La realtà è che in Siria si continua a morire per la politica barbara e massacratrice di Assad. Il quale continua, e lo fa ancora più intensamente approfittando dell’attenzione mediatica posta sulle azioni dell’IS, nella sua politica di annientamento della popolazione siriana insorta.
Gli ultimi mesi hanno visto continuare i bombardamenti (da quelli aerei e di mortaio tradizionali al lancio di barili di esplosivo, devastanti e terrificanti per la popolazione); hanno visto continuare l’uso di armi chimiche, di bombe a frammentazione, di missili terra-terra: in breve di tutto il terrificante apparato di cui dispone l’esercito siriano. A tutto questo continuano ad aggiungersi altre pratiche barbare: dalla sistematica tortura dei prigionieri, agli stupri, agli arresti quotidiani, agli assedi di intere zone, sospettate di essere in combutta con i combattenti dell’Esercito Siriano Libero (ESL).

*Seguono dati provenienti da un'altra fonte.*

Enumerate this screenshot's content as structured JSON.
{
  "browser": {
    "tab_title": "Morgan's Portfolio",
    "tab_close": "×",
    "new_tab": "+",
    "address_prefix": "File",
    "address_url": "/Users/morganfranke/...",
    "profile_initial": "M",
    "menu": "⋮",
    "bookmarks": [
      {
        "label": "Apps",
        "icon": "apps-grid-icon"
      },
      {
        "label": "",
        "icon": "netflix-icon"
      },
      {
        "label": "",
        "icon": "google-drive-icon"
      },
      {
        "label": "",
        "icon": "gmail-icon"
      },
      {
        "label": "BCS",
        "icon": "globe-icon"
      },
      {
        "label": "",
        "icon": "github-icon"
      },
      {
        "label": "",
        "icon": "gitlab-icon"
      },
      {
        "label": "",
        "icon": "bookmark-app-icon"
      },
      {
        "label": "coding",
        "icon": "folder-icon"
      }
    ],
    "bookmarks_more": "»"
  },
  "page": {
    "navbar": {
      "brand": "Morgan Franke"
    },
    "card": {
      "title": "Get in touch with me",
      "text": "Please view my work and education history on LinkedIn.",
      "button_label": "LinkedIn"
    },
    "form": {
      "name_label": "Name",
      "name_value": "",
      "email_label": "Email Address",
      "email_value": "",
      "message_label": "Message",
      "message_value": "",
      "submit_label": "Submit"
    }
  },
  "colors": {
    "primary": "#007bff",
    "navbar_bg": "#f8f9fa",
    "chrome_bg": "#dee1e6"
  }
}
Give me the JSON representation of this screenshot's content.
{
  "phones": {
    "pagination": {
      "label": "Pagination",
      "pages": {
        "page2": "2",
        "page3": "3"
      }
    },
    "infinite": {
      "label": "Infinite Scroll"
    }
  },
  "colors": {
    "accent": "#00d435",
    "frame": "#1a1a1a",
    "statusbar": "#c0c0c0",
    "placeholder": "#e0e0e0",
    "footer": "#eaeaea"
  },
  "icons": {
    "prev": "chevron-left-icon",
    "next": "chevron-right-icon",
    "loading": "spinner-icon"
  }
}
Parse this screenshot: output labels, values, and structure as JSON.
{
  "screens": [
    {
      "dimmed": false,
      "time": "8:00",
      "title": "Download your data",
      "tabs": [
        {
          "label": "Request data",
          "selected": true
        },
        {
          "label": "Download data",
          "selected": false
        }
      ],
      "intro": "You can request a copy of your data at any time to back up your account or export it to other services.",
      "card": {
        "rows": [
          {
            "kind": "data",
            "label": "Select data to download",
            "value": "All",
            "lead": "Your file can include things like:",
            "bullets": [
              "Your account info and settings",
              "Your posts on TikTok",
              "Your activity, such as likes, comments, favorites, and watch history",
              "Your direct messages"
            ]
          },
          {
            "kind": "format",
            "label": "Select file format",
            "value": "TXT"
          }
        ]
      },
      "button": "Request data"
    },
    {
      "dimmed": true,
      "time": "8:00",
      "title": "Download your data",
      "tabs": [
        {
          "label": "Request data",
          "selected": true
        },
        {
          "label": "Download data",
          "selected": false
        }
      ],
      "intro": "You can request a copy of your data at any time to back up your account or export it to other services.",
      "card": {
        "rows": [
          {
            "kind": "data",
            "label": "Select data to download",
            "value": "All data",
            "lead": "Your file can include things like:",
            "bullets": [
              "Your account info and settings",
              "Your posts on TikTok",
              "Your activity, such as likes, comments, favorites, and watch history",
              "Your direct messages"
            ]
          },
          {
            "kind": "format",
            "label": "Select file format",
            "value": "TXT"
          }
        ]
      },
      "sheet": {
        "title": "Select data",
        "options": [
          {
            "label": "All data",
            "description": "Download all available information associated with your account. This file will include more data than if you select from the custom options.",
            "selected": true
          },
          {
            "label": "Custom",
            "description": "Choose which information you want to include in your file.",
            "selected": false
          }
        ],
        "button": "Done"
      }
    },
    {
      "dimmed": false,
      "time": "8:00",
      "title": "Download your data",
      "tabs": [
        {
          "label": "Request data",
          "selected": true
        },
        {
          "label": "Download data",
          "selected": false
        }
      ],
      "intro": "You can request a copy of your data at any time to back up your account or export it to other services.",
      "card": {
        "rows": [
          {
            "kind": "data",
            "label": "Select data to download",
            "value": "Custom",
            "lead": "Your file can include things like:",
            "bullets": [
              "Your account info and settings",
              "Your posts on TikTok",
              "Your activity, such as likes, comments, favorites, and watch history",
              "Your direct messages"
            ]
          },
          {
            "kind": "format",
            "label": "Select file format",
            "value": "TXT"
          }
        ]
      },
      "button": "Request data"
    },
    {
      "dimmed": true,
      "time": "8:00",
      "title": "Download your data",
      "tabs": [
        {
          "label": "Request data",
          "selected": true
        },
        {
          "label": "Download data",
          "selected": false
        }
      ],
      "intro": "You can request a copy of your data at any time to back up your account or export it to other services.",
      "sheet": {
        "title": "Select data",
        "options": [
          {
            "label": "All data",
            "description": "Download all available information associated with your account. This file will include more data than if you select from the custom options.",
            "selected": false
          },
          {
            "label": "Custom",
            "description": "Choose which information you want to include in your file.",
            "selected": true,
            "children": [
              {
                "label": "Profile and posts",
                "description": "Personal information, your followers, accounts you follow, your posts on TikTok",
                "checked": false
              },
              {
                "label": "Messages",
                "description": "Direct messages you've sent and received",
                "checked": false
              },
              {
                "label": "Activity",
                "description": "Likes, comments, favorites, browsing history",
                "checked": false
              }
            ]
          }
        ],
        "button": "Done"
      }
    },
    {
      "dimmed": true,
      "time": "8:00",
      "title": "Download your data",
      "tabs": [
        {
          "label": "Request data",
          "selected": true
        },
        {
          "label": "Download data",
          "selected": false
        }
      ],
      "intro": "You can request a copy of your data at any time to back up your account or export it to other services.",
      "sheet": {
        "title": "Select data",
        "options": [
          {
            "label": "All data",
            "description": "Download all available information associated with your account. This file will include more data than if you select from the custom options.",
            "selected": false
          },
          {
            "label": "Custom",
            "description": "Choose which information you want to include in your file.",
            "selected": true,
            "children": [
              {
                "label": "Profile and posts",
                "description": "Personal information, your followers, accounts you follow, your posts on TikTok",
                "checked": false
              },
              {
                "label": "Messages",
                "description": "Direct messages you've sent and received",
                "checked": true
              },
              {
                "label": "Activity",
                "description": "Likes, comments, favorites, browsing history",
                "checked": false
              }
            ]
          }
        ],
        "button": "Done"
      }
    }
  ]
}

Di fronte a tutto questo il mondo “libero”, quello che si emoziona – giustamente – di fronte alla “barbarie” delle decapitazioni, tace. E ribadisce, come hanno fatto di recente ancora gli americani, che per loro non è prioritario l’abbattimento del regime di Assad.
Che costoro applichino il classico metodo dei due pesi e delle due misure è stato confermato ancora di recente dall’atteggiamento del governo turco (pertanto membro della NATO e “nemico” di Assad e dell’IS) il quale si è guardato bene dall’intervenire, dal sostenere i combattenti curdi in lotta per la difesa della città di Kobane attaccata dall’IS. Addirittura impedendo, con la forza questa volta, che volontari curdi lasciassero la Turchia e attraversassero il confine per dar man forte ai loro compagni a Kobane. E di fronte alle proteste in Turchia per questo atteggiamento, il governo turco ha risposto con la repressione e con il sangue uccidendo decine di manifestanti.
Combattere la barbarie, veramente, significherebbe oggi sostenere quanti ogni giorni la combattono sul terreno; significherebbe rifornire di armi l’ESL, significherebbe impedire che l’aviazione siriana possa levarsi in volo e massacrare ogni giorni centinaia di persone.
Tutto questo non avviene. E con essa sparisce qualsiasi superflua credibilità della reale volontà degli USA e dei suoi alleati di voler veramente combattere la barbarie.